Wer jetzt aber fürchtet, sich durch langatmige Gesetzestexte, feministische Parolen oder die altbekannten „Wir müssen mehr für unsere Familien-tun“-Rufe lesen zu müssen, der lasse sich eines besseren belehren: dieses Buch ist nicht nur scharfsinnig und emotional geschrieben, es ist gleichzeitig so schreiend komisch, dass ich – ebenfalls gerne morgens in der Bahn – des öfteren laut lachend auf dem Boden liege.
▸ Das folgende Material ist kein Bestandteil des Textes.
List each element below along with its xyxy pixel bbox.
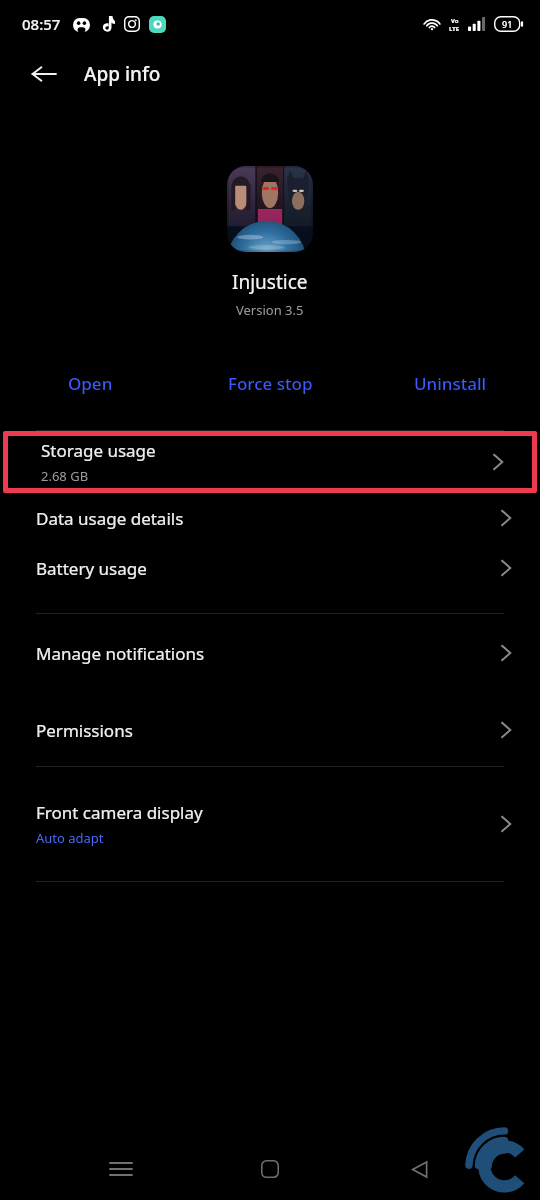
staticText: LTE	[449, 25, 460, 32]
button[interactable]: Permissions	[0, 706, 540, 754]
staticText: Permissions	[36, 719, 133, 742]
staticText: 08:57	[22, 14, 61, 34]
staticText: App info	[84, 61, 161, 87]
staticText: Data usage details	[36, 507, 184, 530]
button[interactable]: Home	[242, 1141, 298, 1197]
button[interactable]: Recent apps	[93, 1141, 149, 1197]
staticText: Force stop	[228, 372, 313, 395]
staticText: Battery usage	[36, 557, 147, 580]
button[interactable]: Data usage details	[0, 493, 540, 543]
staticText: Open	[68, 372, 113, 395]
button[interactable]: Uninstall	[360, 361, 540, 405]
staticText: Manage notifications	[36, 642, 205, 665]
button[interactable]: Back	[22, 52, 66, 96]
button[interactable]: Battery usage	[0, 543, 540, 593]
staticText: Version 3.5	[236, 301, 304, 319]
staticText: Auto adapt	[36, 829, 104, 847]
staticText: Injustice	[232, 269, 308, 295]
button[interactable]: Storage usage	[8, 436, 532, 488]
staticText: 2.68 GB	[41, 467, 89, 485]
staticText: Front camera display	[36, 801, 203, 824]
button[interactable]: Back	[391, 1141, 447, 1197]
button[interactable]: Open	[0, 361, 180, 405]
staticText: 91	[502, 18, 513, 30]
button[interactable]: Front camera display	[0, 795, 540, 853]
button[interactable]: Force stop	[180, 361, 360, 405]
staticText: Uninstall	[414, 372, 487, 395]
staticText: Vo	[451, 17, 459, 25]
staticText: Storage usage	[41, 439, 156, 462]
button[interactable]: Manage notifications	[0, 628, 540, 678]
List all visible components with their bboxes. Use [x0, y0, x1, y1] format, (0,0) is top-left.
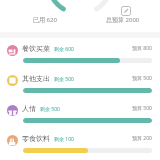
staticText: 剩余 500	[54, 76, 74, 83]
button[interactable]: 零食饮料	[0, 128, 160, 158]
button[interactable]: 人情	[0, 98, 160, 128]
staticText: 餐饮买菜	[22, 44, 50, 53]
staticText: 预算 500	[132, 105, 152, 112]
button[interactable]: 其他支出	[0, 68, 160, 98]
staticText: 人情	[22, 104, 36, 113]
staticText: 预算 500	[132, 75, 152, 82]
staticText: 总预算 2000	[106, 16, 140, 24]
staticText: 剩余 100	[54, 136, 74, 143]
staticText: 预算 200	[132, 135, 152, 142]
button[interactable]: 餐饮买菜	[0, 38, 160, 68]
staticText: 零食饮料	[22, 134, 50, 143]
staticText: 预算 800	[132, 45, 152, 52]
staticText: 其他支出	[22, 74, 50, 83]
staticText: 剩余 500	[40, 106, 60, 113]
staticText: 剩余 600	[54, 46, 74, 53]
staticText: 已用 620	[33, 16, 57, 24]
button[interactable]: Edit budget	[121, 6, 131, 16]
Endlich ist klar, warum die Diskussion „Regretting Motherhood“ in die falsche Richtung geht und warum es höchste Zeit ist, dass die Männer endlich auch ihre Fatherhood regretten.

Die Autorin schafft es nicht nur,  die Probleme, die in unserer Gesellschaft so diffus vor sich hindümplen, in treffende Worte zu fassen, sie liefert auch oft schon die Lösungen dazu.

Darum meine Bitte: lest dieses Buch. Vor allem, wenn ihr Eltern seid. Oder es gerne werden wollt. Oder wenn ihr es nicht werden wollt. Wenn ihr Arbeitnehmer seid. Oder Arbeitgeber. Oder Politiker. Vor allem, wenn ihr Politiker seid. Danke.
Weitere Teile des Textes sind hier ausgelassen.